Daniel Arasse. On n’y voit rien. Descriptions. Folio essais. Page 12-13.

...........................................................................................

"Que fait-on quand on regarde une peinture? A quoi pense-t-on? Qu'imagine t-on? Comment dire, comment se dire à soi-même ce que l'on voit ou devine?
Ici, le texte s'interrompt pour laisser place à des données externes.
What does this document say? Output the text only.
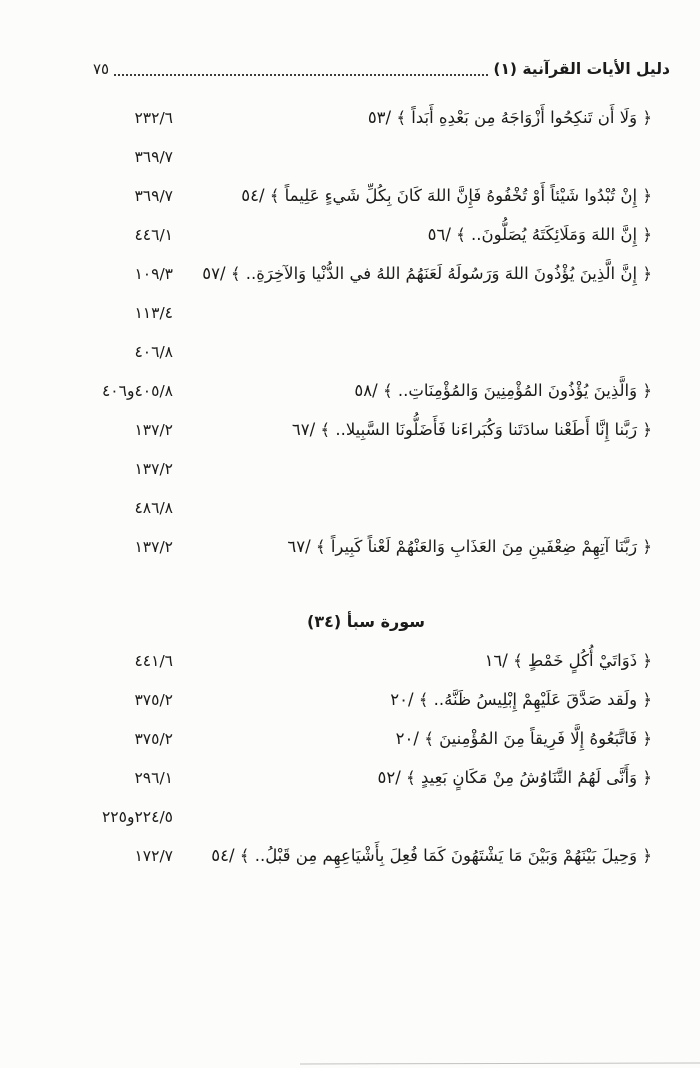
دليل الأيات القرآنية (١)
٧٥
٢٣٢/٦	﴿ وَلَا أَن تَنكِحُوا أَزْوَاجَهُ مِن بَعْدِهِ أَبَداً ﴾ /٥٣
٣٦٩/٧
٣٦٩/٧	﴿ إِنْ تُبْدُوا شَيْئاً أَوْ تُخْفُوهُ فَإِنَّ اللهَ كَانَ بِكُلِّ شَيءٍ عَلِيماً ﴾ /٥٤
٤٤٦/١	﴿ إِنَّ اللهَ وَمَلَائِكَتَهُ يُصَلُّونَ.. ﴾ /٥٦
١٠٩/٣ ﴿ إِنَّ الَّذِينَ يُؤْذُونَ اللهَ وَرَسُولَهُ لَعَنَهُمُ اللهُ في الدُّنْيا وَالآخِرَةِ.. ﴾ /٥٧
١١٣/٤
٤٠٦/٨
٤٠٥/٨و٤٠٦	﴿ وَالَّذِينَ يُؤْذُونَ المُؤْمِنِينَ وَالمُؤْمِنَاتِ.. ﴾ /٥٨
١٣٧/٢	﴿ رَبَّنا إِنَّا أَطَعْنا سادَتَنا وَكُبَراءَنا فَأَضَلُّونَا السَّبِيلا.. ﴾ /٦٧
١٣٧/٢
٤٨٦/٨
١٣٧/٢	﴿ رَبَّنَا آتِهِمْ ضِعْفَينِ مِنَ العَذَابِ وَالعَنْهُمْ لَعْناً كَبِيراً ﴾ /٦٧
سورة سبأ (٣٤)
٤٤١/٦	﴿ ذَوَاتَيْ أُكُلٍ خَمْطٍ ﴾ /١٦
٣٧٥/٢	﴿ ولَقد صَدَّقَ عَلَيْهِمْ إِبْلِيسُ ظَنَّهُ.. ﴾ /٢٠
٣٧٥/٢	﴿ فَاتَّبَعُوهُ إِلَّا فَرِيقاً مِنَ المُؤْمِنينَ ﴾ /٢٠
٢٩٦/١	﴿ وَأَنَّى لَهُمُ التَّنَاوُشُ مِنْ مَكَانٍ بَعِيدٍ ﴾ /٥٢
٢٢٤/٥و٢٢٥
١٧٢/٧ ﴿ وَحِيلَ بَيْنَهُمْ وَبَيْنَ مَا يَشْتَهُونَ كَمَا فُعِلَ بِأَشْيَاعِهِم مِن قَبْلُ.. ﴾ /٥٤
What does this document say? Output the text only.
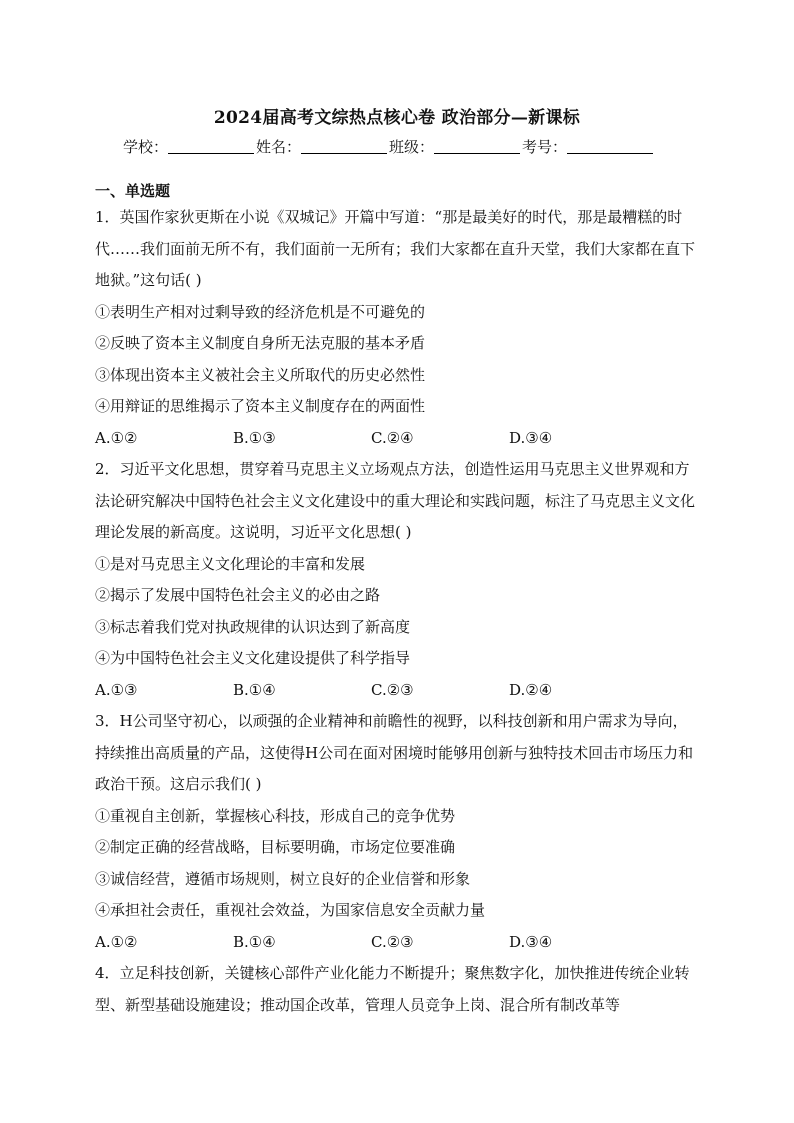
2024届高考文综热点核心卷 政治部分—新课标
学校：	姓名：	班级：	考号：
一、单选题
1．英国作家狄更斯在小说《双城记》开篇中写道：“那是最美好的时代，那是最糟糕的时代……我们面前无所不有，我们面前一无所有；我们大家都在直升天堂，我们大家都在直下地狱。”这句话( )
①表明生产相对过剩导致的经济危机是不可避免的
②反映了资本主义制度自身所无法克服的基本矛盾
③体现出资本主义被社会主义所取代的历史必然性
④用辩证的思维揭示了资本主义制度存在的两面性
A.①②	B.①③	C.②④	D.③④
2．习近平文化思想，贯穿着马克思主义立场观点方法，创造性运用马克思主义世界观和方法论研究解决中国特色社会主义文化建设中的重大理论和实践问题，标注了马克思主义文化理论发展的新高度。这说明，习近平文化思想( )
①是对马克思主义文化理论的丰富和发展
②揭示了发展中国特色社会主义的必由之路
③标志着我们党对执政规律的认识达到了新高度
④为中国特色社会主义文化建设提供了科学指导
A.①③	B.①④	C.②③	D.②④
3．H公司坚守初心，以顽强的企业精神和前瞻性的视野，以科技创新和用户需求为导向，持续推出高质量的产品，这使得H公司在面对困境时能够用创新与独特技术回击市场压力和政治干预。这启示我们( )
①重视自主创新，掌握核心科技，形成自己的竞争优势
②制定正确的经营战略，目标要明确，市场定位要准确
③诚信经营，遵循市场规则，树立良好的企业信誉和形象
④承担社会责任，重视社会效益，为国家信息安全贡献力量
A.①②	B.①④	C.②③	D.③④
4．立足科技创新，关键核心部件产业化能力不断提升；聚焦数字化，加快推进传统企业转型、新型基础设施建设；推动国企改革，管理人员竞争上岗、混合所有制改革等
Et comment l'historien d'art peut-il interpréter sérieusement ce qu'il voit un peu, beaucoup, passionnément ou pas du tout?"

Daniel Arasse propose des aventures du regard en six courtes fictions narratives. 

A lire, le chapitre intitulé "La toison de Madeleine". C'est d'une jubilation divine, d'une drôlerie jouissive, sans équivalent 

Merci à Toscane de m’avoir fait parvenir cet ouvrage remarquable !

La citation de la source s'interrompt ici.